Aku membalas dengan selenting tawa. “Kalau semua ini udah selesai, kita liburan bareng yuk. Nostalgia masa lalu,” aku berujar, tertawa pelan untuk menutupi rasa grogi.

“Boleh. Kita mau kemana?”

“Ke Bali? Ke Bajo? Lu mau kemana?” Aku bertanya.

“Ayo! Ayo! Gua mau ke Derawan! Ayo kita bakar uang!” Ia menepuk-nepuk tangan.

“Oke. Kalau gua dapat berlian ini, akan gua bayarin semua-muanya.”

“Cuma kita berdua?” Ia bertanya.

Hening sejenak. Aku butuh waktu untuk menjawab.

“Kalau lu nggak keberatan, kenapa enggak?”

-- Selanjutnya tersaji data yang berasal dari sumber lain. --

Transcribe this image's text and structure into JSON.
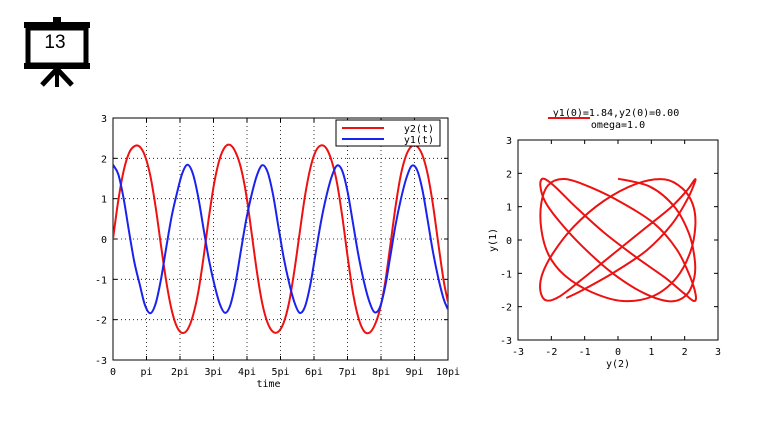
{
  "slide": {
    "number": "13",
    "icon": "presentation-board-icon"
  },
  "chart_data": [
    {
      "type": "line",
      "title": "",
      "xlabel": "time",
      "ylabel": "",
      "xlim": [
        0,
        31.4159
      ],
      "ylim": [
        -3,
        3
      ],
      "xticks": [
        {
          "value": 0,
          "label": "0"
        },
        {
          "value": 3.14159,
          "label": "pi"
        },
        {
          "value": 6.28319,
          "label": "2pi"
        },
        {
          "value": 9.42478,
          "label": "3pi"
        },
        {
          "value": 12.56637,
          "label": "4pi"
        },
        {
          "value": 15.70796,
          "label": "5pi"
        },
        {
          "value": 18.84956,
          "label": "6pi"
        },
        {
          "value": 21.99115,
          "label": "7pi"
        },
        {
          "value": 25.13274,
          "label": "8pi"
        },
        {
          "value": 28.27433,
          "label": "9pi"
        },
        {
          "value": 31.41593,
          "label": "10pi"
        }
      ],
      "yticks": [
        "-3",
        "-2",
        "-1",
        "0",
        "1",
        "2",
        "3"
      ],
      "grid": true,
      "legend": "top-right",
      "series": [
        {
          "name": "y2(t)",
          "color": "#ee1111",
          "x": [
            0,
            0.5,
            1,
            1.5,
            2,
            2.5,
            3,
            3.5,
            4,
            4.5,
            5,
            5.5,
            6,
            6.5,
            7,
            7.5,
            8,
            8.5,
            9,
            9.5,
            10,
            10.5,
            11,
            11.5,
            12,
            12.5,
            13,
            13.5,
            14,
            14.5,
            15,
            15.5,
            16,
            16.5,
            17,
            17.5,
            18,
            18.5,
            19,
            19.5,
            20,
            20.5,
            21,
            21.5,
            22,
            22.5,
            23,
            23.5,
            24,
            24.5,
            25,
            25.5,
            26,
            26.5,
            27,
            27.5,
            28,
            28.5,
            29,
            29.5,
            30,
            30.5,
            31,
            31.4
          ],
          "y": [
            0.0,
            0.96,
            1.69,
            2.13,
            2.3,
            2.29,
            2.06,
            1.57,
            0.79,
            -0.16,
            -1.06,
            -1.76,
            -2.18,
            -2.33,
            -2.24,
            -1.9,
            -1.31,
            -0.44,
            0.55,
            1.4,
            1.98,
            2.28,
            2.33,
            2.15,
            1.76,
            1.09,
            0.15,
            -0.82,
            -1.6,
            -2.08,
            -2.3,
            -2.3,
            -2.08,
            -1.59,
            -0.8,
            0.14,
            1.06,
            1.75,
            2.17,
            2.32,
            2.25,
            1.94,
            1.4,
            0.56,
            -0.43,
            -1.33,
            -1.94,
            -2.27,
            -2.33,
            -2.16,
            -1.78,
            -1.12,
            -0.17,
            0.81,
            1.6,
            2.08,
            2.3,
            2.3,
            2.09,
            1.62,
            0.86,
            -0.1,
            -1.02,
            -1.55
          ]
        },
        {
          "name": "y1(t)",
          "color": "#1a22ee",
          "x": [
            0,
            0.5,
            1,
            1.5,
            2,
            2.5,
            3,
            3.5,
            4,
            4.5,
            5,
            5.5,
            6,
            6.5,
            7,
            7.5,
            8,
            8.5,
            9,
            9.5,
            10,
            10.5,
            11,
            11.5,
            12,
            12.5,
            13,
            13.5,
            14,
            14.5,
            15,
            15.5,
            16,
            16.5,
            17,
            17.5,
            18,
            18.5,
            19,
            19.5,
            20,
            20.5,
            21,
            21.5,
            22,
            22.5,
            23,
            23.5,
            24,
            24.5,
            25,
            25.5,
            26,
            26.5,
            27,
            27.5,
            28,
            28.5,
            29,
            29.5,
            30,
            30.5,
            31,
            31.4
          ],
          "y": [
            1.84,
            1.6,
            1.0,
            0.19,
            -0.57,
            -1.12,
            -1.64,
            -1.84,
            -1.6,
            -1.0,
            -0.2,
            0.56,
            1.14,
            1.63,
            1.84,
            1.61,
            1.03,
            0.24,
            -0.52,
            -1.12,
            -1.6,
            -1.83,
            -1.64,
            -1.07,
            -0.28,
            0.49,
            1.1,
            1.58,
            1.83,
            1.66,
            1.11,
            0.32,
            -0.45,
            -1.07,
            -1.56,
            -1.83,
            -1.68,
            -1.14,
            -0.36,
            0.42,
            1.05,
            1.54,
            1.82,
            1.69,
            1.17,
            0.4,
            -0.38,
            -1.02,
            -1.52,
            -1.81,
            -1.71,
            -1.21,
            -0.44,
            0.35,
            0.99,
            1.5,
            1.81,
            1.72,
            1.24,
            0.48,
            -0.31,
            -0.96,
            -1.48,
            -1.74
          ]
        }
      ]
    },
    {
      "type": "line",
      "title": "y1(0)=1.84,y2(0)=0.00",
      "subtitle": "omega=1.0",
      "xlabel": "y(2)",
      "ylabel": "y(1)",
      "xlim": [
        -3,
        3
      ],
      "ylim": [
        -3,
        3
      ],
      "xticks": [
        "-3",
        "-2",
        "-1",
        "0",
        "1",
        "2",
        "3"
      ],
      "yticks": [
        "-3",
        "-2",
        "-1",
        "0",
        "1",
        "2",
        "3"
      ],
      "grid": false,
      "series": [
        {
          "color": "#ee1111",
          "x": [
            0.0,
            0.96,
            1.69,
            2.13,
            2.3,
            2.29,
            2.06,
            1.57,
            0.79,
            -0.16,
            -1.06,
            -1.76,
            -2.18,
            -2.33,
            -2.24,
            -1.9,
            -1.31,
            -0.44,
            0.55,
            1.4,
            1.98,
            2.28,
            2.33,
            2.15,
            1.76,
            1.09,
            0.15,
            -0.82,
            -1.6,
            -2.08,
            -2.3,
            -2.3,
            -2.08,
            -1.59,
            -0.8,
            0.14,
            1.06,
            1.75,
            2.17,
            2.32,
            2.25,
            1.94,
            1.4,
            0.56,
            -0.43,
            -1.33,
            -1.94,
            -2.27,
            -2.33,
            -2.16,
            -1.78,
            -1.12,
            -0.17,
            0.81,
            1.6,
            2.08,
            2.3,
            2.3,
            2.09,
            1.62,
            0.86,
            -0.1,
            -1.02,
            -1.55
          ],
          "y": [
            1.84,
            1.6,
            1.0,
            0.19,
            -0.57,
            -1.12,
            -1.64,
            -1.84,
            -1.6,
            -1.0,
            -0.2,
            0.56,
            1.14,
            1.63,
            1.84,
            1.61,
            1.03,
            0.24,
            -0.52,
            -1.12,
            -1.6,
            -1.83,
            -1.64,
            -1.07,
            -0.28,
            0.49,
            1.1,
            1.58,
            1.83,
            1.66,
            1.11,
            0.32,
            -0.45,
            -1.07,
            -1.56,
            -1.83,
            -1.68,
            -1.14,
            -0.36,
            0.42,
            1.05,
            1.54,
            1.82,
            1.69,
            1.17,
            0.4,
            -0.38,
            -1.02,
            -1.52,
            -1.81,
            -1.71,
            -1.21,
            -0.44,
            0.35,
            0.99,
            1.5,
            1.81,
            1.72,
            1.24,
            0.48,
            -0.31,
            -0.96,
            -1.48,
            -1.74
          ]
        }
      ]
    }
  ]
}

“Oke deh!” Ucapnya semangat.

“Eh, ta-tapi, nggak ada adegan aneh-aneh ya. Eh, bentar. Umm, lupain aja deh. Oh, ka-kalau bisa, kita pisah kamar! Eh ... maksud gua. Apa enggak kita harus ajak satu orang lagi kali ya? Eh atau enggak usah ya? Eh, ummm kita lihat nanti aja deh? Heheh,” Anin berujar, tergagap-gagap.

Panasnya matahari membuat kami kegerahan. Aku bisa merasakan tubuhku mulai mendidih. Mungkin, Anin juga. Iya, panas matahari ini begitu menyengat.